In 2006, it began its expansion into a multi-campus college, starting with the establishment and construction of Clary Sage College. CSC was developed to provide an advanced education in the field of cosmetology, operating simultaneously as a cosmetology college and functioning spa so students could practice their skills in a professional setting. In 2010 the college expanded to include programs in Fashion and Interior Design.

==Oklahoma Technical College==
The success of Clary Sage College led to a decision to establish Oklahoma Technical College (OTC), offering programs in Automotive Technology, AOS Diesel Technology, Diesel Technology, Electrical Technology, Welding, and Heating, Ventilation, Air Conditioning (HVAC) and Refrigeration. OTC opened in 2009.

The colleges operated under a for-profit corporation for 20 years but in 2015 the colleges became non-profit when their assets were acquired by a newly formed 501(c)(3) public charity, Community HigherEd.
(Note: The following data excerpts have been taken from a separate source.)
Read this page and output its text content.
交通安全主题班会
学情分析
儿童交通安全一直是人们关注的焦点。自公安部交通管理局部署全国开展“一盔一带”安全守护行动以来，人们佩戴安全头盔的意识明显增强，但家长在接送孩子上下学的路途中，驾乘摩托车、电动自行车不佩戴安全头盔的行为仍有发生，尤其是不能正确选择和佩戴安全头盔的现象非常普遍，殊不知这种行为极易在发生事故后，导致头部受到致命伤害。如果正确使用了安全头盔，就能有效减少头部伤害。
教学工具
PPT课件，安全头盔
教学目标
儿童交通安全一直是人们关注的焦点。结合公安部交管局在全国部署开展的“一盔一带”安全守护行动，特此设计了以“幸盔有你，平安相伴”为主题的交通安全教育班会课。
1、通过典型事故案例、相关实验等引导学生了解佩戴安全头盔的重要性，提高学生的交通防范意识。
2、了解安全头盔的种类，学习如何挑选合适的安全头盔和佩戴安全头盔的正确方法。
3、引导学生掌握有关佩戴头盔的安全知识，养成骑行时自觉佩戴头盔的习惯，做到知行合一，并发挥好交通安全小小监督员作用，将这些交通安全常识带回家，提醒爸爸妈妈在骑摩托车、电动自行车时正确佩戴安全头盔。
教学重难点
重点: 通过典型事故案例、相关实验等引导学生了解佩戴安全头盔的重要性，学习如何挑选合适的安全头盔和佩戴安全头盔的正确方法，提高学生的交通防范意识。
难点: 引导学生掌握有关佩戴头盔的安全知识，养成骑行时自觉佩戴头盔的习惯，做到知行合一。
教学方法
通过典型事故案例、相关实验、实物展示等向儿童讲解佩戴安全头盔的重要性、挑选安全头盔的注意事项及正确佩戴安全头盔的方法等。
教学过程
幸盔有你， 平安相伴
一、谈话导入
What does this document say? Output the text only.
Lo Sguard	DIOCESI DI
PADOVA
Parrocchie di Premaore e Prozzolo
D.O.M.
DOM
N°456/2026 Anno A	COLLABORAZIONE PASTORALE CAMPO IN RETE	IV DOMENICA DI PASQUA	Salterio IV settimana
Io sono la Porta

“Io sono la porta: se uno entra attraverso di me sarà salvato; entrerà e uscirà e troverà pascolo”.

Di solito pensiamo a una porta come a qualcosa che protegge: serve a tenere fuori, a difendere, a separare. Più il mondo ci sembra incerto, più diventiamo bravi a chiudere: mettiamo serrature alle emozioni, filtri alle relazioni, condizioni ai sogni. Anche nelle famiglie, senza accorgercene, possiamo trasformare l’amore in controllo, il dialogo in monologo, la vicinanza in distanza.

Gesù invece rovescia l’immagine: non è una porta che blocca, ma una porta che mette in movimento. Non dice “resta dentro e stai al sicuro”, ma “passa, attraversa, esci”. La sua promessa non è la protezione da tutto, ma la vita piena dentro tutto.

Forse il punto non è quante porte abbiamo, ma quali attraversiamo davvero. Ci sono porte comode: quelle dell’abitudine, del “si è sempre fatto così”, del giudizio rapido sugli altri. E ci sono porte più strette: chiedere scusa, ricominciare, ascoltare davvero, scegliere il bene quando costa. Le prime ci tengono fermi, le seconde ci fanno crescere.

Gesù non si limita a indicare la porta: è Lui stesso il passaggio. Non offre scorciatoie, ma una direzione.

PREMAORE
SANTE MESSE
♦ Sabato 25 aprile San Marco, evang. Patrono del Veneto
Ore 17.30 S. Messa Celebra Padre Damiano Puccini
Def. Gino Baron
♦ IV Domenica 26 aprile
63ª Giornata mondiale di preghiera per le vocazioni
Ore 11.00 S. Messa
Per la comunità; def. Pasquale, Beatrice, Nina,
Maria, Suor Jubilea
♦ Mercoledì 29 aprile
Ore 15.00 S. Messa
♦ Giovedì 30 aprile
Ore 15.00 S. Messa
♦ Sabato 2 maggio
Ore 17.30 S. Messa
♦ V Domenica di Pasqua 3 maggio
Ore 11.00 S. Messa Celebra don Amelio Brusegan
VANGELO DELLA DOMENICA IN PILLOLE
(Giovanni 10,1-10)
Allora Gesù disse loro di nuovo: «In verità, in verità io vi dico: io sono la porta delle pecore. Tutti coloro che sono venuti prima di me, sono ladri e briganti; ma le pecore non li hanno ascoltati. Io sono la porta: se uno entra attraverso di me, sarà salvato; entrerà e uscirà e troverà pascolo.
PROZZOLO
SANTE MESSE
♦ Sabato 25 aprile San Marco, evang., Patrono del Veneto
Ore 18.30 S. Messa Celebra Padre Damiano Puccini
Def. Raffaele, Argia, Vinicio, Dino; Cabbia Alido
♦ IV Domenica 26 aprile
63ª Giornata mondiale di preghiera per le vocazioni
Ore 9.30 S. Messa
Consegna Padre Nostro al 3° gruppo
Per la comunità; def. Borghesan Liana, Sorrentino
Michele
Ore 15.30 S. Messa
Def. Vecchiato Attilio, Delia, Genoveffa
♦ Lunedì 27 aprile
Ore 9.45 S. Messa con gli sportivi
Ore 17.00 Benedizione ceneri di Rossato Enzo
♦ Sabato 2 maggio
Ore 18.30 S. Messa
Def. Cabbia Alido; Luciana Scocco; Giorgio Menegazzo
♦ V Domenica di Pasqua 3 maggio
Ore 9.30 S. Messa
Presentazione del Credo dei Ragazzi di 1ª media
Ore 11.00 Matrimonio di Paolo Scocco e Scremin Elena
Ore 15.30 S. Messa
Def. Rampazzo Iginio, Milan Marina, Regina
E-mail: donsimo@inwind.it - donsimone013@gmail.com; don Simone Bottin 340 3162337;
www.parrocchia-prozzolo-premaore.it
==Programs and accreditation==

| Accrediting Body | Program |
|---|---|
| Accrediting Commission of Career Schools and Colleges (ACCSC) | AOS Accounting, Bookkeeping, AOS Business and Industry Management, Dental Assistant, Early Childhood Education, AOS Health Care Administration, Health Care Administration, Medical Assistant, AOS Medical Billing and Coding, Medical Billing and Coding, AOS Paralegal Studies, Paralegal Studies, AOS Surgical Technologist and Veterinary Assistant. |
| Accrediting Bureau of Health Education Schools (ABHES) | Medical Assistant (Residential) |
| Commission on Accreditation of Allied Health Education Programs (CAAHEP) | AOS Surgical Technologist |

==Campus==
In 2003, Community Care College moved its campus to the current location at 4242 S Sheridan Rd Tulsa, OK. This building was previously known as the QuikTrip building.